Henning Voscherau (SPD), ehemaliger Erster Bürgermeister der Hansestadt Hamburg, weiss, wie den Komplexitäten des gesellschaftliche Miteinanders in Hamburg-Wilhelmsburg zu begegnen ist:
Man darf nicht Toleranz mit Permissivität verwechseln. Wir müssen auf die Einwanderer zugehen, damit sie unsere Sitten und Gebräuche kennenlernen und mindestens respektieren. Die Grundwerte der Aufklärung und der Verfassung dürfen nicht auf dem Altar der Integration zur Disposition gestellt werden. Ganz im Gegenteil: Es muss konsequenter darauf beharrt werden, dass jeder das Grundgesetz beachten muss. Und es müssen Sanktionen für die folgen, die sich nicht daran halten.
In Hamburgs ehemaliger SPD-Hochburg, die bei Wahlen in den letzten Jahren schon einmal massiv nach rechtsaussen tendierte, liegen die Probleme auf der Hand. Eine massenhafte politisch von oben verordnete Einwanderung liess die sozialen Spannungen wachsen. Alteingesessene fühlten sich bald fremd im eigenen Land “Die Sozialdemokraten brauchten mal einen festen Tritt in den Hintern. Die haben jahrelang Angst vor unangenehmen Wahrheiten gehabt und stattdessen das politisch Korrekte institutionalisiert.” Sprich, sie haben zu wenig getan und hinterher bemängelt, dass der Bürger bei Ronald Schill das Kreuzchen machte. Allerdings, so Voscherau weiter, sterben die Alten aus oder ziehen weg, etwas, was vielleicht keine politische Lösung darstellt, aber die Sache möglicherweise von alleine regeln lässt. Bei den letzten Wahlen in Wilhelmsburg lagen die Sozialdemokraten dann auch wieder knapp vor der CDU.

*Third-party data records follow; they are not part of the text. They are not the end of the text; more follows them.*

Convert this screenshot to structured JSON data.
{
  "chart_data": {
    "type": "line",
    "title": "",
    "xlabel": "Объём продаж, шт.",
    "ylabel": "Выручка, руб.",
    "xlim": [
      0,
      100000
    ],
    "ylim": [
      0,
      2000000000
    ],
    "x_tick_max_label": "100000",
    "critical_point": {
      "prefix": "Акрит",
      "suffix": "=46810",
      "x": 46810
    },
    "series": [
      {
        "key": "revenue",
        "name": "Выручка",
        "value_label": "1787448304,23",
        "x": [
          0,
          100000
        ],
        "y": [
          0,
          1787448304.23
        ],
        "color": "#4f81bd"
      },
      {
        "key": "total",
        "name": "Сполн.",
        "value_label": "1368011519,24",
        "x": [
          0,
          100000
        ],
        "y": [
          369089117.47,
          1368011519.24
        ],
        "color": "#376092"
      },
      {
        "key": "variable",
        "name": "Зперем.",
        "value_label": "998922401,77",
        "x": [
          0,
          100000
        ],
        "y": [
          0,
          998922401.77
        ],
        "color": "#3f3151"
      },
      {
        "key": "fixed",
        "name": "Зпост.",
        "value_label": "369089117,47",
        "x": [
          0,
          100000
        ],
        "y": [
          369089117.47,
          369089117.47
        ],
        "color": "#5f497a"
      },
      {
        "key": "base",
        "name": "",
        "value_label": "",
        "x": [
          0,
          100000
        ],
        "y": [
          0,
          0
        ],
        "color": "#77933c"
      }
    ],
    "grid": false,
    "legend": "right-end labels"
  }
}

Von der Politik allein gelassen, nahmen die Bürger notgedrungen die Initiative selbst in die Hand:
Auslöser [einer Vereinsgründung] war die Erkenntnis, daß bereits zwei Parallelwelten mit funktionierenden Infrastrukturen existieren. “Wir wollen die Parallelwelten durchlässiger machen”, sagt Susann Ramelow, die beruflich das Jugendzentrum Kirchdorf-Süd leitet. …
Voscherau hingegen meint den Grund für die mangelnde Bereitschaft der Politik, sich den Realitäten der Integration zu stellen, zu kennen: Adolf Hitler bzw. weil die Deutschen erst in dritter Generation nach Adolf Hitler leben. Dieser Schluss ist gewagt, den erstens sind die Probleme Hamburgs nicht einzigartig, sondern sind in anderen europäischen Städten ähnlich gelagert und zweitens könnte der Schatten der Vergangenheit dazu führen, dass der Bürger wieder rechts wählt wie in Hamburg-Wilhelmsburg geschehen.